Its annual SEC filing shows that by the end of 2021 Tesla and its subsidiaries will have hired nearly 100,000 people. It does not divide wages by the number of hourly workers.
The Texas-based company was not immediately available for comment.
Musk has warned of the dangers of a recession in recent weeks, but the email of the hiring freeze and the order to cut staff is a very direct and high-quality message from the head of an automaker.
“Elon Musk has a uniquely informed insight into the world economy. We hope a message from him will be more credible,” said Adam Jonas, a researcher and Morgan Stanley, in a statement.
U.S. President Joe Biden has teased Musk for listening to his comments on the economy, wishing him “a lot of luck” in his “journey to the moon.” read more
Musk, who criticized the Biden administration for “marginalizing Tesla & SpaceX”, responded on Twitter: “Thank you, Mr. President!” He added that NASA had in April 2021 awarded a $ 2.9 billion contract to SpaceX, Musk’s space agency, to build a spacecraft to bring astronauts to the moon.
So far, demand for Tesla cars and other electric vehicles (EVs) has been strong, and many traditional indicators of decline – including rising dealer inventory and incentives in the United States – have not worked.
But after COVID-19 locks forced costly malfunctions, Tesla struggled to restart production at its Shanghai plant.
“It’s always better to introduce austerity measures than good times. I see reports as a precautionary and precautionary measure,” said Frank Schwope, a Hanover – based NordLB analyst.
Many car makers made record profits in 2021, but he noted that the economic situation is now very uncertain.
Musk’s dark vision echoes recent comments from executives, including JPMorgan Chase & Co CEO Jamie Dimon and Goldman Sachs chairman John Waltron.
“There’s a hurricane coming our way,” Timon said this week. read more
Inflation in the United States has been at a 40-year high and has caused a rise in the cost of living for Americans, while the Federal Reserve faces the daunting task of reducing enough to control inflation without causing a recession.
Musk, the world’s richest man, according to Forbes, did not elaborate on the reasons for his “worst feeling” about the economic outlook in a brief email to Reuters.
It was not immediately clear what impact Musk’s vision would have on the $ 44 billion bid for Twitter. (TWTR.N).

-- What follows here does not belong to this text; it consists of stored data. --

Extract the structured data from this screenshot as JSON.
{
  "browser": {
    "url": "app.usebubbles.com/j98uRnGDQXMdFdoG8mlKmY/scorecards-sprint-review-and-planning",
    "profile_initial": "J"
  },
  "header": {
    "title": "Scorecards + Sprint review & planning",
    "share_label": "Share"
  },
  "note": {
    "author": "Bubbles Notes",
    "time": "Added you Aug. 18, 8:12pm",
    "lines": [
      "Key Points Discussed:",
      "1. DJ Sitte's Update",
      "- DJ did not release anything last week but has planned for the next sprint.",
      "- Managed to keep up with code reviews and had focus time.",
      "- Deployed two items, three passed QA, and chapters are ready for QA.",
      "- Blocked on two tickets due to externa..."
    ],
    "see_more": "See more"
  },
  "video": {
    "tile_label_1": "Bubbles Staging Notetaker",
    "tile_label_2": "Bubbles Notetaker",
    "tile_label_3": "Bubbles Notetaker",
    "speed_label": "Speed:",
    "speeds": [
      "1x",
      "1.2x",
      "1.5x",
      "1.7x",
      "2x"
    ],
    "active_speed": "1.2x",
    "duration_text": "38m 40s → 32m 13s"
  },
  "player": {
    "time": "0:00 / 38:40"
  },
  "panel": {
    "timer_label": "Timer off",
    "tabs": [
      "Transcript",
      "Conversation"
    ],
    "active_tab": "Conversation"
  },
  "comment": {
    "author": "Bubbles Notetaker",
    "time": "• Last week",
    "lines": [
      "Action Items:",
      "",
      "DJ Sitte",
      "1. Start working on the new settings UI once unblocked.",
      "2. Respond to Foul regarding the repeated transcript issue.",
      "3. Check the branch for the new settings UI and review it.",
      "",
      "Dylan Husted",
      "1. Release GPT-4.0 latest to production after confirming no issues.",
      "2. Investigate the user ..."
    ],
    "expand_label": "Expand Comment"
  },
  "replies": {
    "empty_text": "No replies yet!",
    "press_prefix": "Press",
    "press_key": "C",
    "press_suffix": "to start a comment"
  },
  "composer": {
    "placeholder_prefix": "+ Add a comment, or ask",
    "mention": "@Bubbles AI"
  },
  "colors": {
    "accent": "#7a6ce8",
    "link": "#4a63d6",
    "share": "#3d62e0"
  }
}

U.S. hopeful regulators allowed way for a deal on Friday, with Twitter raising its stake by 2%. read more
Many analysts have recently lowered price targets for Tesla, which has forecast lost production at its Shanghai plant, which is the hub for supplying and exporting EVs to China.
China will account for a third of Tesla’s global distributions by 2021, according to company data and sales data there. As of Thursday, Daiwa Capital Markets estimates that Tesla has about 32,000 orders awaiting delivery in China, compared to 600,000 vehicles for BYD. (002594.SZ)Its biggest EV competitor in that market.
‘Stop all hiring’
Prior to Musk’s warning, Tesla had about 5,000 job posts on the LinkedIn from sales in Tokyo and engineers at its new Berlin Gigafactory to in-depth learning scientists at Palo Alto. It had planned an online hiring event for Shanghai on June 9 on its WeChat channel.

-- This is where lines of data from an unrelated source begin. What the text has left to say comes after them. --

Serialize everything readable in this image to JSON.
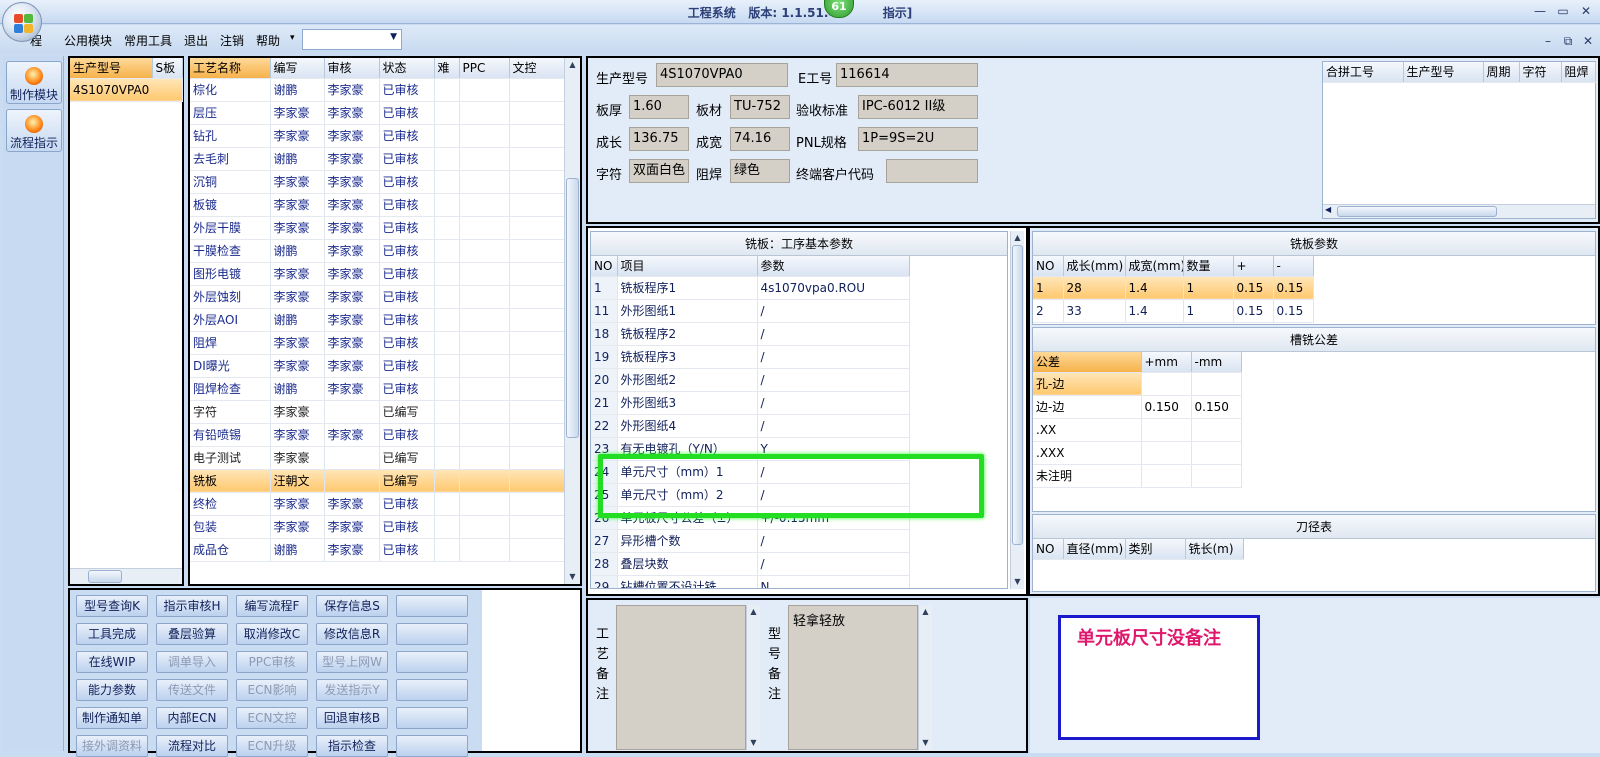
{
  "window": {
    "title_prefix": "工程系统",
    "version_label": "版本:",
    "version": "1.1.51.4",
    "title_suffix": "指示]",
    "badge": "61",
    "minimize": "—",
    "maximize": "▭",
    "close": "✕",
    "mdi_minimize": "–",
    "mdi_restore": "⧉",
    "mdi_close": "✕"
  },
  "menu": {
    "items": [
      "程",
      "公用模块",
      "常用工具",
      "退出",
      "注销",
      "帮助",
      "▾"
    ],
    "combo_value": ""
  },
  "left_toolbar": {
    "buttons": [
      "制作模块",
      "流程指示"
    ]
  },
  "model_list": {
    "headers": [
      "生产型号",
      "S板"
    ],
    "rows": [
      "4S1070VPA0"
    ]
  },
  "process_table": {
    "headers": [
      "工艺名称",
      "编写",
      "审核",
      "状态",
      "难",
      "PPC",
      "文控"
    ],
    "rows": [
      [
        "棕化",
        "谢鹏",
        "李家豪",
        "已审核"
      ],
      [
        "层压",
        "李家豪",
        "李家豪",
        "已审核"
      ],
      [
        "钻孔",
        "李家豪",
        "李家豪",
        "已审核"
      ],
      [
        "去毛刺",
        "谢鹏",
        "李家豪",
        "已审核"
      ],
      [
        "沉铜",
        "李家豪",
        "李家豪",
        "已审核"
      ],
      [
        "板镀",
        "李家豪",
        "李家豪",
        "已审核"
      ],
      [
        "外层干膜",
        "李家豪",
        "李家豪",
        "已审核"
      ],
      [
        "干膜检查",
        "谢鹏",
        "李家豪",
        "已审核"
      ],
      [
        "图形电镀",
        "李家豪",
        "李家豪",
        "已审核"
      ],
      [
        "外层蚀刻",
        "李家豪",
        "李家豪",
        "已审核"
      ],
      [
        "外层AOI",
        "谢鹏",
        "李家豪",
        "已审核"
      ],
      [
        "阻焊",
        "李家豪",
        "李家豪",
        "已审核"
      ],
      [
        "DI曝光",
        "李家豪",
        "李家豪",
        "已审核"
      ],
      [
        "阻焊检查",
        "谢鹏",
        "李家豪",
        "已审核"
      ],
      [
        "字符",
        "李家豪",
        "",
        "已编写"
      ],
      [
        "有铅喷锡",
        "李家豪",
        "李家豪",
        "已审核"
      ],
      [
        "电子测试",
        "李家豪",
        "",
        "已编写"
      ],
      [
        "铣板",
        "汪朝文",
        "",
        "已编写"
      ],
      [
        "终检",
        "李家豪",
        "李家豪",
        "已审核"
      ],
      [
        "包装",
        "李家豪",
        "李家豪",
        "已审核"
      ],
      [
        "成品仓",
        "谢鹏",
        "李家豪",
        "已审核"
      ]
    ]
  },
  "buttons": [
    [
      "型号查询K",
      "指示审核H",
      "编写流程F",
      "保存信息S",
      ""
    ],
    [
      "工具完成",
      "叠层验算",
      "取消修改C",
      "修改信息R",
      ""
    ],
    [
      "在线WIP",
      "调单导入",
      "PPC审核",
      "型号上网W",
      ""
    ],
    [
      "能力参数",
      "传送文件",
      "ECN影响",
      "发送指示Y",
      ""
    ],
    [
      "制作通知单",
      "内部ECN",
      "ECN文控",
      "回退审核B",
      ""
    ],
    [
      "接外调资料",
      "流程对比",
      "ECN升级",
      "指示检查",
      ""
    ]
  ],
  "info": {
    "model_label": "生产型号",
    "model": "4S1070VPA0",
    "e_label": "E工号",
    "e_no": "116614",
    "thick_label": "板厚",
    "thick": "1.60",
    "mat_label": "板材",
    "mat": "TU-752",
    "std_label": "验收标准",
    "std": "IPC-6012 II级",
    "len_label": "成长",
    "len": "136.75",
    "wid_label": "成宽",
    "wid": "74.16",
    "pnl_label": "PNL规格",
    "pnl": "1P=9S=2U",
    "char_label": "字符",
    "char": "双面白色",
    "mask_label": "阻焊",
    "mask": "绿色",
    "cust_label": "终端客户代码",
    "cust": ""
  },
  "merge_table": {
    "headers": [
      "合拼工号",
      "生产型号",
      "周期",
      "字符",
      "阻焊"
    ]
  },
  "mill_basic": {
    "title": "铣板：工序基本参数",
    "headers": [
      "NO",
      "项目",
      "参数"
    ],
    "rows": [
      [
        "1",
        "铣板程序1",
        "4s1070vpa0.ROU"
      ],
      [
        "11",
        "外形图纸1",
        "/"
      ],
      [
        "18",
        "铣板程序2",
        "/"
      ],
      [
        "19",
        "铣板程序3",
        "/"
      ],
      [
        "20",
        "外形图纸2",
        "/"
      ],
      [
        "21",
        "外形图纸3",
        "/"
      ],
      [
        "22",
        "外形图纸4",
        "/"
      ],
      [
        "23",
        "有无电镀孔（Y/N）",
        "Y"
      ],
      [
        "24",
        "单元尺寸（mm）1",
        "/"
      ],
      [
        "25",
        "单元尺寸（mm）2",
        "/"
      ],
      [
        "26",
        "单元板尺寸公差（±）",
        "+/-0.15mm"
      ],
      [
        "27",
        "异形槽个数",
        "/"
      ],
      [
        "28",
        "叠层块数",
        "/"
      ],
      [
        "29",
        "钻槽位置不设计铣...",
        "N"
      ]
    ]
  },
  "mill_params": {
    "title": "铣板参数",
    "headers": [
      "NO",
      "成长(mm)",
      "成宽(mm)",
      "数量",
      "+",
      "-"
    ],
    "rows": [
      [
        "1",
        "28",
        "1.4",
        "1",
        "0.15",
        "0.15"
      ],
      [
        "2",
        "33",
        "1.4",
        "1",
        "0.15",
        "0.15"
      ]
    ]
  },
  "slot_tol": {
    "title": "槽铣公差",
    "headers": [
      "公差",
      "+mm",
      "-mm"
    ],
    "rows": [
      [
        "孔-边",
        "",
        ""
      ],
      [
        "边-边",
        "0.150",
        "0.150"
      ],
      [
        ".XX",
        "",
        ""
      ],
      [
        ".XXX",
        "",
        ""
      ],
      [
        "未注明",
        "",
        ""
      ]
    ]
  },
  "knife": {
    "title": "刀径表",
    "headers": [
      "NO",
      "直径(mm)",
      "类别",
      "铣长(m)"
    ]
  },
  "notes": {
    "proc_label": "工艺备注",
    "proc_text": "",
    "model_label": "型号备注",
    "model_text": "轻拿轻放"
  },
  "callout": {
    "text": "单元板尺寸没备注",
    "color": "#e0186c",
    "border": "#1a1acc"
  },
  "highlight_color": "#22dd22"
}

Musk’s demand that employees return to office has already met with backlash in Germany. Read more
“You can’t just lay off Dutch workers,” said Hans Walti, a FNV union spokesman.
In a Tuesday email, Musk said Tesla employees must be in the office at least 40 hours a week and close the door on any remote work. If you do not come, we will assume that you have resigned, he said.
Musk has repeatedly mentioned the risk of recession in recent comments.
Speaking at a televised conference in mid-May on Miami Beach, he said: “We’ll probably have a recession and that recession will get worse.”
Other companies are cutting back on jobs or slowing down or suspending hiring as demand declines.
Last month, Netflix (NFLX.O) It has laid off about 150 people, mostly in the United States, and Below said it would cut 2,800 jobs in February. Meta platforms (FB.O)Uber (UBER.N) And other technology companies have slowed hiring. read more
In June 2018, Musk said Tesla would cut 9% of its workforce, while the loss-making company struggled to increase emissions of Model 3 electric sedans, although its SEC filings show reductions by hiring by the end of the year.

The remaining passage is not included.